Kayseri 3. Ağır Ceza Mahkemesi'ndeki duruşmaya, Ali İsmail Korkmaz'ın avukatları, Afyon Cazaevinde tutuklu bulunan sanıklar Mevlüt Saldoğan, İsmail Koyuncu, Ramazan Koyuncu, Muhammet Vatansever, Çorum Cezaevinde tutuklu bulunan Yalçın Akbulut ile tutuksuz yargılanan sanıklar Ebubekir Harlar Eskişehir'in Çifteler ilçesinden, Şaban Gökpınar ve Hüseyin Engin ise Aydın'ın Nazilli ilçesinden görüntülü sistemle katıldı.

Duruşma mahkeme başkanının Yargıtay 1. Ceza Dairesi'nin hükmün usulen bozulması kararını okumasıyla başladı. Hükmün okunmasından sonra mahkeme başkanı davanın taraflarına söz verdi.

Söz alan Ali İsmail Korkmaz'ın babası Şahap Korkmaz, 'Benim oğlum daha çocuktu. Onu bilerek, isteyerek ve kasten vurdular. Onların gerçek cezalarını almasını istiyorum. Oğlumun önü 4 kişi tarafından kesiliyor ve dövülüyor. Kuş yavrusu gibi yerde çırpınıyor. 'Yerde çırpınan bırakın insanı, herhangi bir canlıya vurmak insanlığa sığar mı? Tekme atmak insanlığa sığar mı?' Sanıkların hepsi müdahale ettikleri kişinin Ali İsmail olmadığını iddia ediyorlar. Ali İsmail'in taş attığını söylüyorlar. Taş attığına dair bir video, bir resim, bir delil göstersinler.' dedi.

Anne Emel Korkmaz da 'Benim oğlum bu sene mezun olacaktı. 3 senedir buralara geliyoruz. Onlar oğlumu hangi düşüncelerle katlettiler. Suçluların cezasını çekmesini istiyorum.' diye konuştu.

Tarafları dinleyen mahkeme heyeti, Yargıtay 1. Ceza Dairesi'nin aldığı kararı oybirliğiyle kabul ederek yeniden yargılamaya başladı.
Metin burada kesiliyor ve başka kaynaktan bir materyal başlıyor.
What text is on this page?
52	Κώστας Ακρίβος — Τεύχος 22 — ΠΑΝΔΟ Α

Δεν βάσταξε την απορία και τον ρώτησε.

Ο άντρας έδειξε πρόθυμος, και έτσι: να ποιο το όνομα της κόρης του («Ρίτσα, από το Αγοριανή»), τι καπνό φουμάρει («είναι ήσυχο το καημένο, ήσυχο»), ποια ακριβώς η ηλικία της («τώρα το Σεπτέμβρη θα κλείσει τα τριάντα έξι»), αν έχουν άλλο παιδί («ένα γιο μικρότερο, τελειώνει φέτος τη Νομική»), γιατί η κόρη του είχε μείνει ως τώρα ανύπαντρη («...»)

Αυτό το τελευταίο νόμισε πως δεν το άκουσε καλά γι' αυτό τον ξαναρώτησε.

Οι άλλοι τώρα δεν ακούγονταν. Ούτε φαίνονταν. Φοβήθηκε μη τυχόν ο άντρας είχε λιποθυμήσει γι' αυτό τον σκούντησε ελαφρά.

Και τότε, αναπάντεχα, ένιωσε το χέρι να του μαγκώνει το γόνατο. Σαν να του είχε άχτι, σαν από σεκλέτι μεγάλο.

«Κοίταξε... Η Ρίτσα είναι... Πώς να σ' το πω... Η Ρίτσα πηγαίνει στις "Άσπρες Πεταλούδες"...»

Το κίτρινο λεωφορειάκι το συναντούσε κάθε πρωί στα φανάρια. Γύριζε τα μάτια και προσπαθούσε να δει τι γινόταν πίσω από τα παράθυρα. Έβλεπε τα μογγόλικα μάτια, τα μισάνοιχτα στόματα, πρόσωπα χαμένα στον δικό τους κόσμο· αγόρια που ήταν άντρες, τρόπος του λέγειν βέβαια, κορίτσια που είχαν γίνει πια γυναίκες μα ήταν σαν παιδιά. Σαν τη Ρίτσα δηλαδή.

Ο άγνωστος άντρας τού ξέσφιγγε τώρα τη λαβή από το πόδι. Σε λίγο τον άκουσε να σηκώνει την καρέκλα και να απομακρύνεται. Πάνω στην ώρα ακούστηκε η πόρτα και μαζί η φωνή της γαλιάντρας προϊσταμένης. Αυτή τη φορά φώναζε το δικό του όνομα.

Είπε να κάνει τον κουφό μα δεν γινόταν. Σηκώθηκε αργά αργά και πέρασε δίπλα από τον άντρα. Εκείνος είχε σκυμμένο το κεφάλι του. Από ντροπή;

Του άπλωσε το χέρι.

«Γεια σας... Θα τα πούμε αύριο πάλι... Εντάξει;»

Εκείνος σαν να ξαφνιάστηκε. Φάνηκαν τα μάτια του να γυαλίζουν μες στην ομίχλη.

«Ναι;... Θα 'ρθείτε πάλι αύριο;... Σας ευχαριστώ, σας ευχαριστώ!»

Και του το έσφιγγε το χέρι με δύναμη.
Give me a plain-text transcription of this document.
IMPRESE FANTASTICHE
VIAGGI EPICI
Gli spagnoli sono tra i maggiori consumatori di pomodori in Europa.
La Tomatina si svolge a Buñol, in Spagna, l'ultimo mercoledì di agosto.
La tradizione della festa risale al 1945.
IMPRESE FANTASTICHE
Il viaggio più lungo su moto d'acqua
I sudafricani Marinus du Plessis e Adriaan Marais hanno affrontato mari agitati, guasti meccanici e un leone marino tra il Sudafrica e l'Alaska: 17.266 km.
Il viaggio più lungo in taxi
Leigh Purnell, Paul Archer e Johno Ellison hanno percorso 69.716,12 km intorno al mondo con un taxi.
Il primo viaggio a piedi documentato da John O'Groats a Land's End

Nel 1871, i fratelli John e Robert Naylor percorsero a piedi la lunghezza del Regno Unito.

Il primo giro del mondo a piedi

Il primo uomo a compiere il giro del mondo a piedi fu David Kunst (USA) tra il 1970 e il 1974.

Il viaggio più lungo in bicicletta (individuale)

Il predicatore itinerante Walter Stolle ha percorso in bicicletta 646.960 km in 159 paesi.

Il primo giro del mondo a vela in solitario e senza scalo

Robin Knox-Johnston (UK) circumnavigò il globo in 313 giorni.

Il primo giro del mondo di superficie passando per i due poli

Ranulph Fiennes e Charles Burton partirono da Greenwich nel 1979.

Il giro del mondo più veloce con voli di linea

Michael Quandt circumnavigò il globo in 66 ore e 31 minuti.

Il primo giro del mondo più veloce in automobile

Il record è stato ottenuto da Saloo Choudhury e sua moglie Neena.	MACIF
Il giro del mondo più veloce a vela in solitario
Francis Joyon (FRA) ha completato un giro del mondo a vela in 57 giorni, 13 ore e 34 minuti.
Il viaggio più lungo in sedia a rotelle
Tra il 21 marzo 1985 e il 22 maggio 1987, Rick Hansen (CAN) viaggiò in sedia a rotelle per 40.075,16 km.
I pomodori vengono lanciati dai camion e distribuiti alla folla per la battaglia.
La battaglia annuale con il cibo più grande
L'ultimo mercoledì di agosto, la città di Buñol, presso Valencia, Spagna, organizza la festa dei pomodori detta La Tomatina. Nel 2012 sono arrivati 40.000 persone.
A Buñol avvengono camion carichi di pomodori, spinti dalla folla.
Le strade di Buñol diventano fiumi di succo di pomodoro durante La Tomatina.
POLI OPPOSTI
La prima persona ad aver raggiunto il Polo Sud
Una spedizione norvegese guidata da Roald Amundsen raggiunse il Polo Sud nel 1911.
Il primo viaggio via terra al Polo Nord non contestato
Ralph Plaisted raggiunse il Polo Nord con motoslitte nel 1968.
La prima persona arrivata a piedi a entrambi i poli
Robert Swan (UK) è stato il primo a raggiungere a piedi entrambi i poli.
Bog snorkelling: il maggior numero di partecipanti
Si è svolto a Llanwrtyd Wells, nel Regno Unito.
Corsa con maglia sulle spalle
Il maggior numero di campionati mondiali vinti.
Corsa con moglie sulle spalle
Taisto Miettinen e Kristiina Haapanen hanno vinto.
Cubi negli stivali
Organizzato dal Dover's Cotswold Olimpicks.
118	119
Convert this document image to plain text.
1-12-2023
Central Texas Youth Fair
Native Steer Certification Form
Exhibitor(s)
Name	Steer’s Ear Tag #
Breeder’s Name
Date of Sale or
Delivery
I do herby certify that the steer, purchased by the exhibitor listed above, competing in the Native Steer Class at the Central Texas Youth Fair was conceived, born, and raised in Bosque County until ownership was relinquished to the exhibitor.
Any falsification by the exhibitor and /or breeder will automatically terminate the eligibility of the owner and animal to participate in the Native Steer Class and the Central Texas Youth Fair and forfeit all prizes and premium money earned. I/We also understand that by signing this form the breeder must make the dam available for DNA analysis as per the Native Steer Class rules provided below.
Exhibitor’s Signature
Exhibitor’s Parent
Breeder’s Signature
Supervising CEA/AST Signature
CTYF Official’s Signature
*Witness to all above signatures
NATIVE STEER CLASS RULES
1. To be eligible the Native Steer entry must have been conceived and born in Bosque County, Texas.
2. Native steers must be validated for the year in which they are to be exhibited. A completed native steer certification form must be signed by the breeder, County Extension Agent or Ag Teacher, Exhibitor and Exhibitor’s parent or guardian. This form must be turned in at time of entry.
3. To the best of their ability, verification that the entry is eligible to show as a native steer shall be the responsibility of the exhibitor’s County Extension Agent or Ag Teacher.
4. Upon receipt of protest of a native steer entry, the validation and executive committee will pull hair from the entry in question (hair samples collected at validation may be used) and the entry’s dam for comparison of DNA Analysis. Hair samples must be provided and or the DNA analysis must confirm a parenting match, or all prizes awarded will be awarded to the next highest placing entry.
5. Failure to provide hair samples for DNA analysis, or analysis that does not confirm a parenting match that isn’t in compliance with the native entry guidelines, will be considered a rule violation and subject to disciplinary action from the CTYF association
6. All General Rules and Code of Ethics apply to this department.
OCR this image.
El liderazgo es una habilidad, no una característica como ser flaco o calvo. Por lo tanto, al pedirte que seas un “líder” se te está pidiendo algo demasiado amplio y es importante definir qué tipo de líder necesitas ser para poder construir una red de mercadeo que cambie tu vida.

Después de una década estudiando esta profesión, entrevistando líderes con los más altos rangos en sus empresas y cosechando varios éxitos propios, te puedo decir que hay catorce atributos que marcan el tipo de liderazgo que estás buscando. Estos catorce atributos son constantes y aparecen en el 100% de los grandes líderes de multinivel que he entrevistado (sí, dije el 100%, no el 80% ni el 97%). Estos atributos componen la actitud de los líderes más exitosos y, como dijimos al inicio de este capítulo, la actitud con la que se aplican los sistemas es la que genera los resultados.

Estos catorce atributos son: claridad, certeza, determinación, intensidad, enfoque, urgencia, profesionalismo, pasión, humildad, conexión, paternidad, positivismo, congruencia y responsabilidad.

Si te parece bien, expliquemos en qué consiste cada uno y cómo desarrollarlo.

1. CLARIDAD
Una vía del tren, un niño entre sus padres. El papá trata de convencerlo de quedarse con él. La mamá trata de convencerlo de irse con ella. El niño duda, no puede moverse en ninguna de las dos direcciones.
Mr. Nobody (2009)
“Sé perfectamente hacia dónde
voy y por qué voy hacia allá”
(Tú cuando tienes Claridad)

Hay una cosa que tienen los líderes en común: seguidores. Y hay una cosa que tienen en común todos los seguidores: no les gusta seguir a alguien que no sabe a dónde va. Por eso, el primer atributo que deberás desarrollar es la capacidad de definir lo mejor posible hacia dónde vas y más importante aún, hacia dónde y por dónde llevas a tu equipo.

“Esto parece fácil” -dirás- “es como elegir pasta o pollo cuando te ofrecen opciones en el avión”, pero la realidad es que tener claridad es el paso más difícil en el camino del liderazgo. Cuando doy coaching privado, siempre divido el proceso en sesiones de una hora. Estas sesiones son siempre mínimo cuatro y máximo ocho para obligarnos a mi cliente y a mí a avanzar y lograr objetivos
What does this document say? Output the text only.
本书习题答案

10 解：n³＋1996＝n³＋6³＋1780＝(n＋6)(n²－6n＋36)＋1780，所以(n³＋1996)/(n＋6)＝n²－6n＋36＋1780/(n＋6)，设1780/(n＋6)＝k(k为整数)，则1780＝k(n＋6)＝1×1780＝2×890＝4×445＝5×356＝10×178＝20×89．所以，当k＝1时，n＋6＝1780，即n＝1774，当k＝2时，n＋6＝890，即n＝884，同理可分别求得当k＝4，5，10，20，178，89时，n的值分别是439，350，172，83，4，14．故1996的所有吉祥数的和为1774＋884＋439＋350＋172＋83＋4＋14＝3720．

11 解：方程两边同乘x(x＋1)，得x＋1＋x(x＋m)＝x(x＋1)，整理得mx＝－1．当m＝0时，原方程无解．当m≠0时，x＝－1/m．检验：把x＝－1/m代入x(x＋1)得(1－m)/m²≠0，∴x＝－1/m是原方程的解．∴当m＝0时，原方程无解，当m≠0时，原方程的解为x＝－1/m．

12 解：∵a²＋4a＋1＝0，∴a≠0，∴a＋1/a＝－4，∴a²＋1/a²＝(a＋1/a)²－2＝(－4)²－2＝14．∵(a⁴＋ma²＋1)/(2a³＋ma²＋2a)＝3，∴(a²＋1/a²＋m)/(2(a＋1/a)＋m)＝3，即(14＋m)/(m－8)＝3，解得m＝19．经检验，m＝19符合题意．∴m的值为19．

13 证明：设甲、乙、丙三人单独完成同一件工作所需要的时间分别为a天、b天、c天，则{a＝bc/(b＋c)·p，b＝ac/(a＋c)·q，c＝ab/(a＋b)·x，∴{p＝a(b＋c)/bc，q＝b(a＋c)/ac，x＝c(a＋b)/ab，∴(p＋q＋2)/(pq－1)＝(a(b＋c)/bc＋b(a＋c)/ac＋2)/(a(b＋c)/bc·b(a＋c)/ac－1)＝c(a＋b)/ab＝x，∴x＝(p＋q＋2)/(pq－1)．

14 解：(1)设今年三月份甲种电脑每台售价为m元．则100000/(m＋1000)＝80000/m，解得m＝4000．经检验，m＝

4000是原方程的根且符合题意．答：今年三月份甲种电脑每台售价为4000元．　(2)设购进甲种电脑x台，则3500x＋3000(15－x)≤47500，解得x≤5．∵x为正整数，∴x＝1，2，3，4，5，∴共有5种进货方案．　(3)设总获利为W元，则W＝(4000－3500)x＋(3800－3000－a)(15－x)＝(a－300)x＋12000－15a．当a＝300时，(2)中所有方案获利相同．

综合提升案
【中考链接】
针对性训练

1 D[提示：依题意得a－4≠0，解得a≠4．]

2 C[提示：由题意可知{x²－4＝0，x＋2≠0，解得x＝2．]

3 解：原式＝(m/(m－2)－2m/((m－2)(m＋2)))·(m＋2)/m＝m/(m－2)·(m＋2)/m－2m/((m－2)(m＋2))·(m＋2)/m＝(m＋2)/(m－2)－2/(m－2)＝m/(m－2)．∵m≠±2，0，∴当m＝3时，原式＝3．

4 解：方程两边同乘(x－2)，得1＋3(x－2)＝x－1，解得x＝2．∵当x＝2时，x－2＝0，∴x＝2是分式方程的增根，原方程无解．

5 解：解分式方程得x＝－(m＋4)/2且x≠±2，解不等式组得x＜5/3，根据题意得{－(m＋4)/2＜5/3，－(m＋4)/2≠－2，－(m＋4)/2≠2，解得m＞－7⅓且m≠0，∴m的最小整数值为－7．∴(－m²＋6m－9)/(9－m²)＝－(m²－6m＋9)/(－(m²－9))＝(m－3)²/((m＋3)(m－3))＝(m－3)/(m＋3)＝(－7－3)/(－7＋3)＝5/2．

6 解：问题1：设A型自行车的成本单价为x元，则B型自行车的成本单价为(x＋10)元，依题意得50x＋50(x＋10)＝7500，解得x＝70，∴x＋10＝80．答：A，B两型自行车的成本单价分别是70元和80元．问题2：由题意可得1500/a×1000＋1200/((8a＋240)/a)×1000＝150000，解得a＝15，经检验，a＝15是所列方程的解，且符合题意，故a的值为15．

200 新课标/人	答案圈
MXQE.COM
Afyon Cazaevinde tutuklu bulunan polis memuru Mevlüt Saldoğan, üstüne atılı suçları kabul etmeyerek beraatını talep etti.

Saldoğan, 'Ali İsmail, olay sonrası 38 gün hastanede tedavi edilmiş, yarası açık bırakılmıştır. Bundan dolayı ölmüş olabilir. Biz o gençlerin katili değiliz. Gençlerin katili, Gezi Parkı olaylarını ortaya çıkaran gruplardır. TÜBİTAK'ın incelediği görüntülerde yerde yatanın Ali İsmail olup olmadığı dahi belli değildir. Aylardır tutuklu olarak içeride yatıyorum. Benim ailem ve çocuklarım var. Onlarda bu durumdan olumsuz etkilendiler. Adil bir karar verilip beraatımı istiyorum' şeklinde savunma yaptı.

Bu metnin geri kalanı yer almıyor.